History of GSA
The Beginnings: It was a monumental turning point for the agricultural industry spreading across California's Central Coast – one that could only eventually strengthen this famed growing area's position in the world-wide marketplace. In 1930 fifteen shippers were chosen by their peers to establish the Grower-Shipper Association.
The Association was created to "…cultivate and create a spirit of cooperation among the members of the association, among the shippers and handlers of vegetables in the Salinas, Watsonville, Hollister districts, and receivers and handlers in other parts of the United States." At that time, the sole commodity was iceberg lettuce. In that first year, the Salinas-Watsonville District shipped 20,101 carloads of lettuce to mid-western and east markets.
The founding decade was rich with industry innovations – many introduced by our early members. From the first-ever concept for lettuce cello wrap, the adjustment of truck axles enabling vehicles to straddle two beds in the field to the introduction of the basket system, the first successful field lettuce loader and the standardization of lettuce crates – the industry grew as quickly as the Association's membership.
From these early days and humble, but exciting beginnings, the Association has grown to more than 300 members. The companies represented - spread throughout four Central Coast counties - are as diversified as the variety of regions and commodities the Association covers. Together they bring to the world's table just about every commodity grown in this magnificent growing-region, from vegetables and berries to mushrooms and wine grapes.
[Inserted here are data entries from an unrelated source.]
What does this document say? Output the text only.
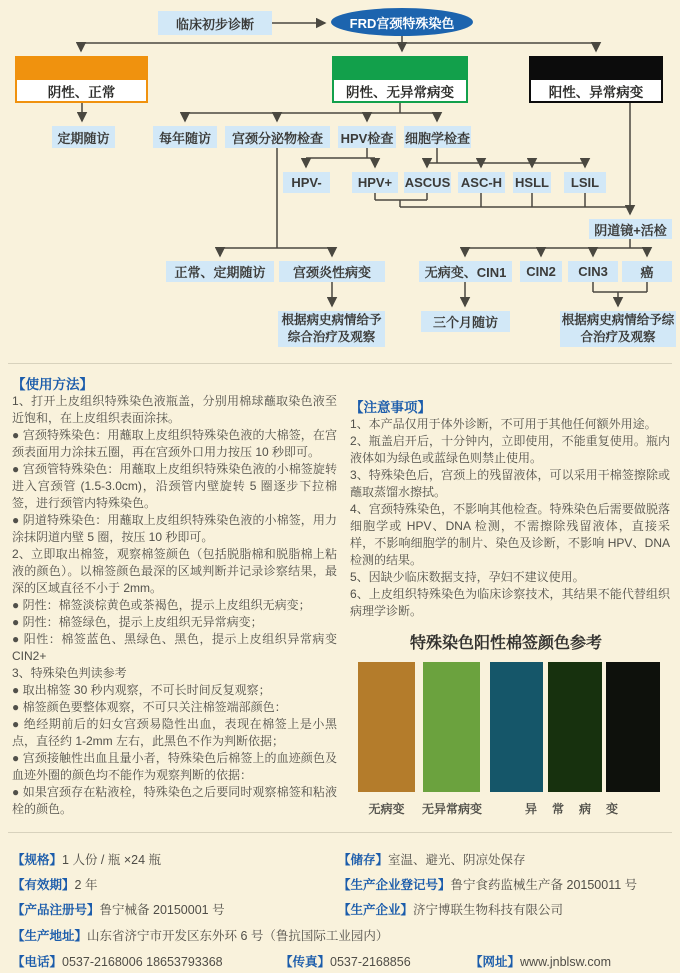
临床初步诊断	FRD宫颈特殊染色
阴性、正常	阴性、无异常病变	阳性、异常病变
定期随访	每年随访	宫颈分泌物检查	HPV检查 细胞学检查
HPV-	HPV+ ASCUS ASC-H HSLL	LSIL
阴道镜+活检
正常、定期随访	宫颈炎性病变	无病变、CIN1	CIN2	CIN3	癌
根据病史病情给予综合治疗及观察
三个月随访	根据病史病情给予综合治疗及观察

【使用方法】

1、打开上皮组织特殊染色液瓶盖，分别用棉球蘸取染色液至近饱和，在上皮组织表面涂抹。

● 宫颈特殊染色：用蘸取上皮组织特殊染色液的大棉签，在宫颈表面用力涂抹五圈，再在宫颈外口用力按压 10 秒即可。

● 宫颈管特殊染色：用蘸取上皮组织特殊染色液的小棉签旋转进入宫颈管 (1.5-3.0cm)，沿颈管内壁旋转 5 圈逐步下拉棉签，进行颈管内特殊染色。

● 阴道特殊染色：用蘸取上皮组织特殊染色液的小棉签，用力涂抹阴道内壁 5 圈，按压 10 秒即可。

2、立即取出棉签，观察棉签颜色（包括脱脂棉和脱脂棉上粘液的颜色）。以棉签颜色最深的区域判断并记录诊察结果，最深的区域直径不小于 2mm。

● 阴性：棉签淡棕黄色或茶褐色，提示上皮组织无病变；

● 阴性：棉签绿色，提示上皮组织无异常病变；

● 阳性：棉签蓝色、黑绿色、黑色，提示上皮组织异常病变 CIN2+

3、特殊染色判读参考

● 取出棉签 30 秒内观察，不可长时间反复观察；

● 棉签颜色要整体观察，不可只关注棉签端部颜色：

● 绝经期前后的妇女宫颈易隐性出血，表现在棉签上是小黑点，直径约 1-2mm 左右，此黑色不作为判断依据；

● 宫颈接触性出血且量小者，特殊染色后棉签上的血迹颜色及血迹外圈的颜色均不能作为观察判断的依据：

● 如果宫颈存在粘液栓，特殊染色之后要同时观察棉签和粘液栓的颜色。

【注意事项】

1、本产品仅用于体外诊断，不可用于其他任何额外用途。

2、瓶盖启开后，十分钟内，立即使用，不能重复使用。瓶内液体如为绿色或蓝绿色则禁止使用。

3、特殊染色后，宫颈上的残留液体，可以采用干棉签擦除或蘸取蒸馏水擦拭。

4、宫颈特殊染色，不影响其他检查。特殊染色后需要做脱落细胞学或 HPV、DNA 检测，不需擦除残留液体，直接采样，不影响细胞学的制片、染色及诊断，不影响 HPV、DNA 检测的结果。

5、因缺少临床数据支持，孕妇不建议使用。

6、上皮组织特殊染色为临床诊察技术，其结果不能代替组织病理学诊断。

特殊染色阳性棉签颜色参考
无病变	无异常病变	异常病变
【规格】1 人份 / 瓶 ×24 瓶	【储存】室温、避光、阴凉处保存
【有效期】2 年	【生产企业登记号】鲁宁食药监械生产备 20150011 号
【产品注册号】鲁宁械备 20150001 号	【生产企业】济宁博联生物科技有限公司
【生产地址】山东省济宁市开发区东外环 6 号（鲁抗国际工业园内）
【电话】0537-2168006 18653793368	【传真】0537-2168856	【网址】www.jnblsw.com
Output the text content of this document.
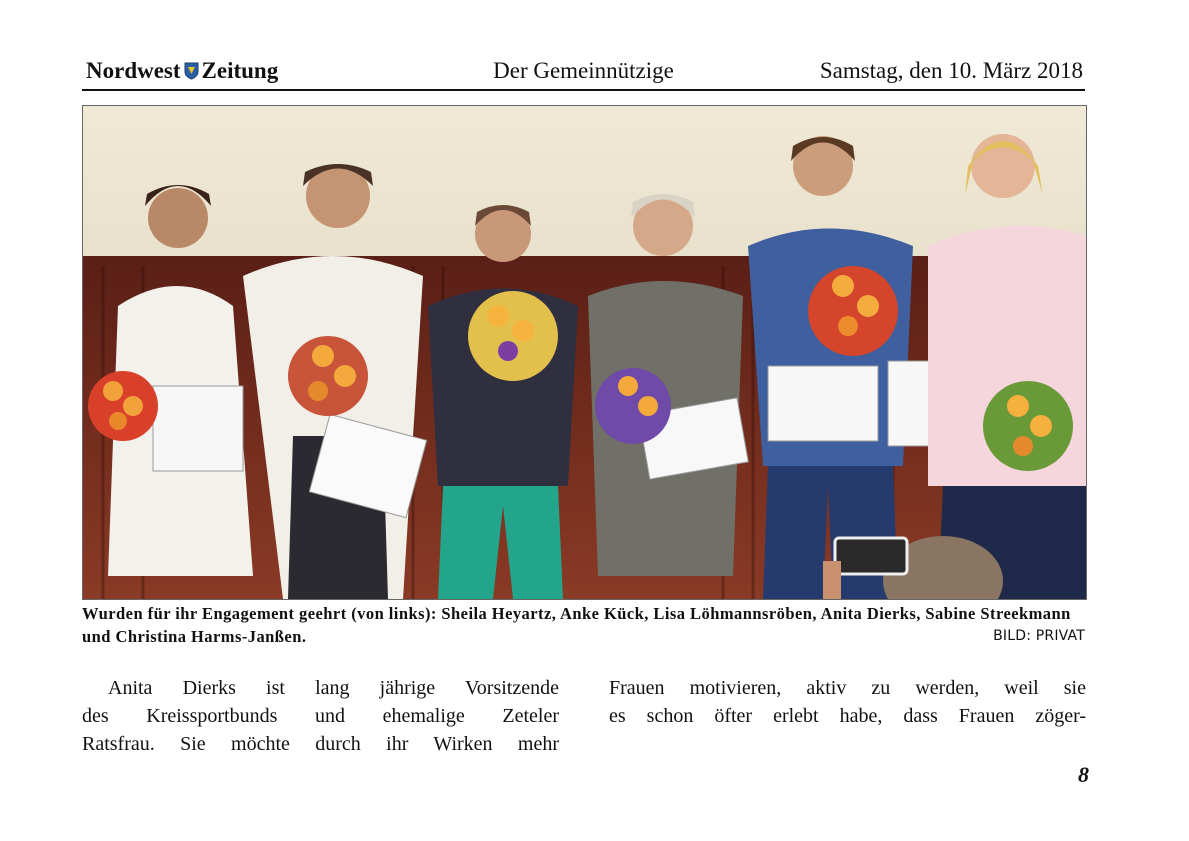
Nordwest Zeitung	Der Gemeinnützige	Samstag, den 10. März 2018
Wurden für ihr Engagement geehrt (von links): Sheila Heyartz, Anke Kück, Lisa Löhmannsröben, Anita Dierks, Sabine Streekmann und Christina Harms-Janßen.	BILD: PRIVAT
Anita Dierks ist lang jährige Vorsitzende
des Kreissportbunds und ehemalige Zeteler
Ratsfrau. Sie möchte durch ihr Wirken mehr
Frauen motivieren, aktiv zu werden, weil sie
es schon öfter erlebt habe, dass Frauen zöger-
8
For the Grower-Shipper Association, the past has brought to the present a storied history…of commitment, achievement, hard work and the ongoing quest for new ideas. We are dedicated to providing new opportunities, programs and services to our members. New ways to address the complex and expanding issues facing the industry, from food safety and security to pest and plant disease prevention, control and eradication. Land use, water supply and market access. Trade, research and education to government, legislative and regulatory affairs. Worker safety, training to labor and employment law. And so much more.
History is something that is continuously unfolding. And so too will the Grower-Shipper Association continue to grow into the future, backed by the strength, commitment and expertise of a remarkable group of people.